The good news is electric boats fare much better on the charging front than other electric vehicles.
Unlike cars, leisure boats are used less frequently, rarely take “road trips,” and almost always end up back where they started each day. That means that they have more reliable access to charging, as well as longer periods to recharge after each use.
Compared to fueling a gas boat (think exorbitant prices at the marina or lugging gas cans down to the dock) charging an electric boat is shockingly easy — and of course, fumeless. It’s as simple as plugging in at your dock, home, or marina when you’re done for the day, and waking up to a fully charged boat.
And, as far as actually charging the boat goes, there are more options than many people realize.
Typically when we talk about charging we’re referring to AC (alternating current) power. This is the type of power most people are familiar with: it’s delivered to your house from the power grid, and is what you use when you plug into standard 120V or 240V outlets.
You can actually charge an Arc One using a regular 120V outlet — the type you use to power a kitchen appliance or charge your phone. However, it would take a while (100 hours, to be precise). That may be fine if you only use your boat on the weekends, but most people will want to use a 240V outlet — the type you use to power a washing machine or oven, or an electric car. 240V enables you to plug in a wall-mounted or portable charger that can charge the boat’s batteries more than six times faster than 120V.
While AC power is a common and convenient source of power, it’s not the most… powerful.

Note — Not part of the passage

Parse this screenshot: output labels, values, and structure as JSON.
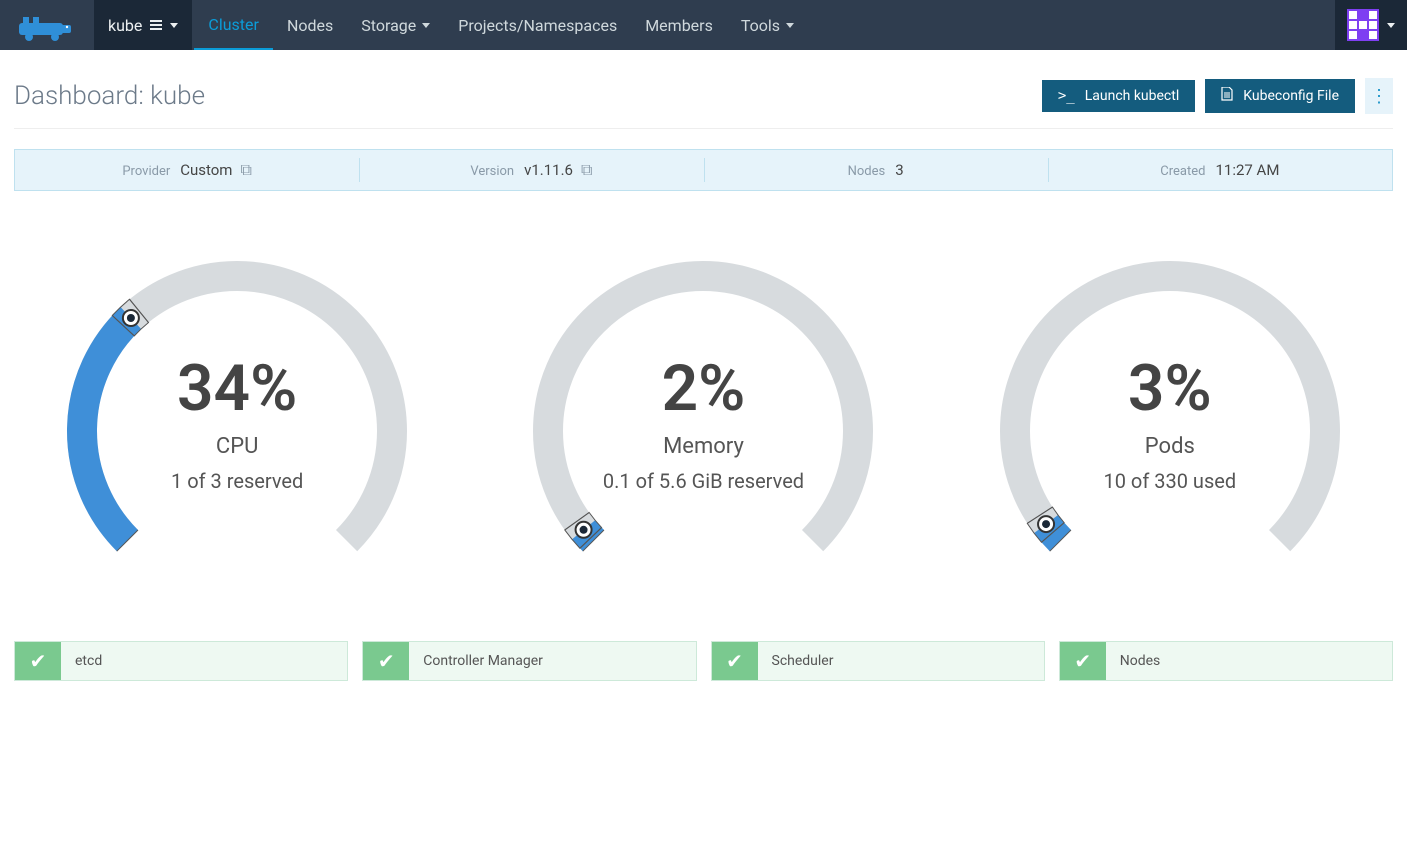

That’s where DC charging comes in.
Electric vehicles use direct current, or DC, power. When you give those vehicles AC power, they need to convert it to DC prior to storing it in their batteries.
Over the past decade, electric cars have popularized the use of DC fast chargers, which provide DC power directly to the vehicle — no conversion necessary. Tesla refers to their DC fast chargers as “Supercharger.” With EV adoption taking off, more and more DC fast chargers are popping up in public places.
The Arc One will offer DC fast charging with an over the air update this summer. That will enable charging times as fast as 45 minutes — or about the time it takes you to dock for lunch.
Electric is easy
No matter the power situation, electric boats are easy and convenient to charge. They can take advantage of existing infrastructure, such as shore power at a marina, or leverage new infrastructure such as DC fast chargers.
Gone are the days of motoring over to the gas pump, smelling fumes, and paying eye-popping prices to refuel. Electric boating means plugging in, and waking up ready to hit the water again.